My dad wound the coil based on the mixed info I gave him. He believes that by alternating the middle coil when he wrapped the 3 of them this maybe reducing the amount of power that is being outputted currently. However, I am looking at the LIFAN version of the 12v Stator and I cannot tell if the coils are all wrapped the same direction or not.





Image




Man you know an engineer is involved when making the simplest circuit so complicated :( . The windings have to be wound in opposite directions as stated several times and you cannot put your winding to ground as in your pic it has to go to the other yellow on your rectifier as was already stated several times in several of your threads.
 
#22 ·
3-UP

The yellow wire shown in the diagram is not going to ground. It goes to the headlight. The "X" below the word YELLOW is not a ground.



We know the coils are wrapped properly (alternating.) I will try Niel's method of connecting white terminal and yellow terminals via the same wire.
 
#23 ·
muxster said:
3-UP

The yellow wire shown in the diagram is not going to ground. It goes to the headlight. The "X" below the word YELLOW is not a ground.



We know the coils are wrapped properly (alternating.) I will try Niel's method of connecting white terminal and yellow terminals via the same wire.

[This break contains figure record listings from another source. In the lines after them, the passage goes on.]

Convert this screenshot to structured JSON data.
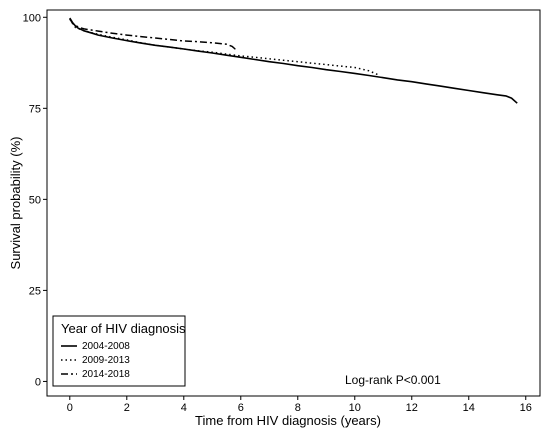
{
  "chart_data": {
    "type": "line",
    "xlabel": "Time from HIV diagnosis (years)",
    "ylabel": "Survival probability (%)",
    "xlim": [
      -0.8,
      16.5
    ],
    "ylim": [
      -4,
      102
    ],
    "xticks": [
      0,
      2,
      4,
      6,
      8,
      10,
      12,
      14,
      16
    ],
    "yticks": [
      0,
      25,
      50,
      75,
      100
    ],
    "xtick_labels": [
      "0",
      "2",
      "4",
      "6",
      "8",
      "10",
      "12",
      "14",
      "16"
    ],
    "ytick_labels": [
      "0",
      "25",
      "50",
      "75",
      "100"
    ],
    "grid": false,
    "legend": {
      "title": "Year of HIV diagnosis",
      "position": "bottom-left",
      "entries": [
        "2004-2008",
        "2009-2013",
        "2014-2018"
      ]
    },
    "annotation": "Log-rank P<0.001",
    "series": [
      {
        "name": "2004-2008",
        "style": "solid",
        "x": [
          0,
          0.1,
          0.2,
          0.3,
          0.5,
          0.8,
          1,
          1.5,
          2,
          2.5,
          3,
          3.5,
          4,
          4.5,
          5,
          5.5,
          6,
          6.5,
          7,
          7.5,
          8,
          8.5,
          9,
          9.5,
          10,
          10.5,
          11,
          11.5,
          12,
          12.5,
          13,
          13.5,
          14,
          14.5,
          15,
          15.3,
          15.5,
          15.7
        ],
        "y": [
          99.8,
          98.5,
          97.6,
          97.0,
          96.3,
          95.6,
          95.1,
          94.3,
          93.6,
          92.9,
          92.3,
          91.8,
          91.3,
          90.7,
          90.2,
          89.6,
          89.0,
          88.4,
          87.8,
          87.3,
          86.7,
          86.2,
          85.6,
          85.1,
          84.6,
          84.0,
          83.4,
          82.8,
          82.3,
          81.7,
          81.1,
          80.5,
          79.9,
          79.3,
          78.7,
          78.4,
          77.8,
          76.4
        ]
      },
      {
        "name": "2009-2013",
        "style": "dotted",
        "x": [
          0,
          0.2,
          0.5,
          1,
          1.5,
          2,
          2.5,
          3,
          3.5,
          4,
          4.5,
          5,
          5.5,
          6,
          6.5,
          7,
          7.5,
          8,
          8.5,
          9,
          9.5,
          10,
          10.5,
          10.8
        ],
        "y": [
          99.5,
          97.2,
          96.3,
          95.3,
          94.5,
          93.8,
          93.0,
          92.3,
          91.8,
          91.3,
          90.8,
          90.4,
          89.9,
          89.4,
          89.0,
          88.6,
          88.2,
          87.8,
          87.4,
          87.0,
          86.6,
          86.2,
          85.3,
          84.3
        ]
      },
      {
        "name": "2014-2018",
        "style": "dashdot",
        "x": [
          0,
          0.1,
          0.3,
          0.5,
          1,
          1.5,
          2,
          2.5,
          3,
          3.5,
          4,
          4.5,
          5,
          5.5,
          5.7,
          5.8,
          5.9
        ],
        "y": [
          99.6,
          98.3,
          97.3,
          96.8,
          96.2,
          95.6,
          95.1,
          94.7,
          94.3,
          93.9,
          93.5,
          93.3,
          93.0,
          92.6,
          92.0,
          91.3,
          90.9
        ]
      }
    ]
  }
}
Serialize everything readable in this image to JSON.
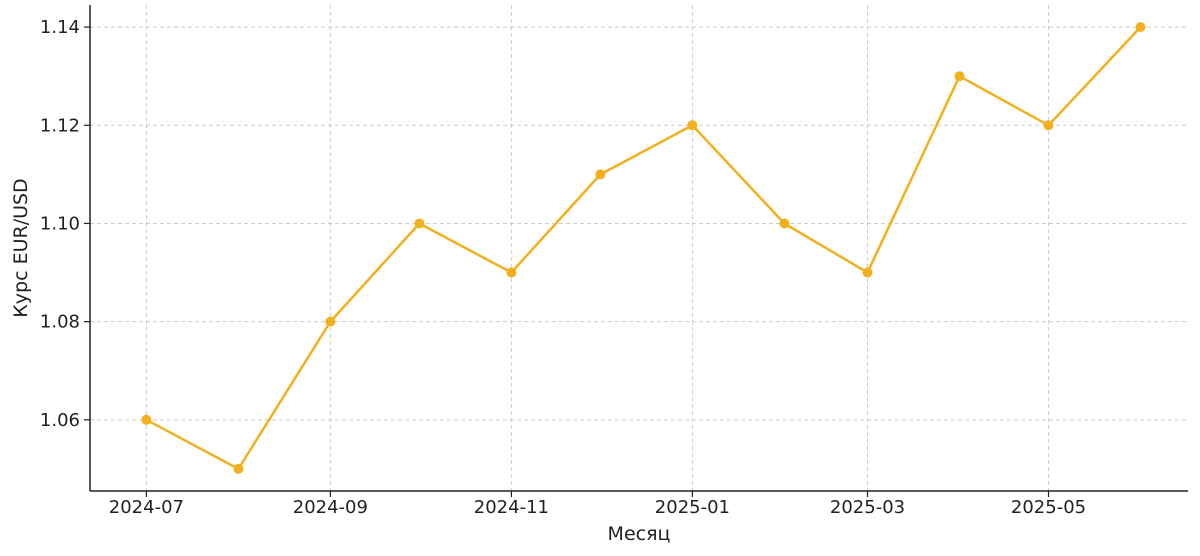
{
  "chart_data": {
    "type": "line",
    "title": "",
    "xlabel": "Месяц",
    "ylabel": "Курс EUR/USD",
    "x": [
      "2024-07-01",
      "2024-08-01",
      "2024-09-01",
      "2024-10-01",
      "2024-11-01",
      "2024-12-01",
      "2025-01-01",
      "2025-02-01",
      "2025-03-01",
      "2025-04-01",
      "2025-05-01",
      "2025-06-01"
    ],
    "series": [
      {
        "values": [
          1.06,
          1.05,
          1.08,
          1.1,
          1.09,
          1.11,
          1.12,
          1.1,
          1.09,
          1.13,
          1.12,
          1.14
        ],
        "color": "#f2b01e"
      }
    ],
    "x_ticks": [
      "2024-07",
      "2024-09",
      "2024-11",
      "2025-01",
      "2025-03",
      "2025-05"
    ],
    "y_ticks": [
      "1.06",
      "1.08",
      "1.10",
      "1.12",
      "1.14"
    ],
    "xlim": [
      "2024-06-12",
      "2025-06-17"
    ],
    "ylim": [
      1.0455,
      1.1445
    ],
    "grid": true,
    "legend": "none"
  }
}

On your stator you wound each end goes seperately to each yellow on your rectifier.
 
#26 ·
Seems there is confusion on how to wire this up. I am providing 3 ways to wire a single yellow wire stator assembly to a 4 pronged rectifer. Do understand that the yellow line is to be IN LINE and has no output elsewhere.



Best way to describe it. Yellow power line is walking down the street and wants to go into the bar. He goes in through the yellow doors, has a drink, and comes out the way he came in through the yellow doors and continues on his way...but is slightly altered. He is no longer the wild AC but the mild and inebriated DC



Next scenario. Yellow power line is walking down the street and he sees his lady friend waving him over to come in the house for some fun. She invites him in through the white front door. They go in and have some fun, but he's now a little worn out and has a little less energy than before. So as to not show she's a slut, she doesn't send him back out the front door...she sends him out the side red door. He then heads home to sleep off the good sex and recharge.



Now...that is how you wire a one-yellow-wire stator.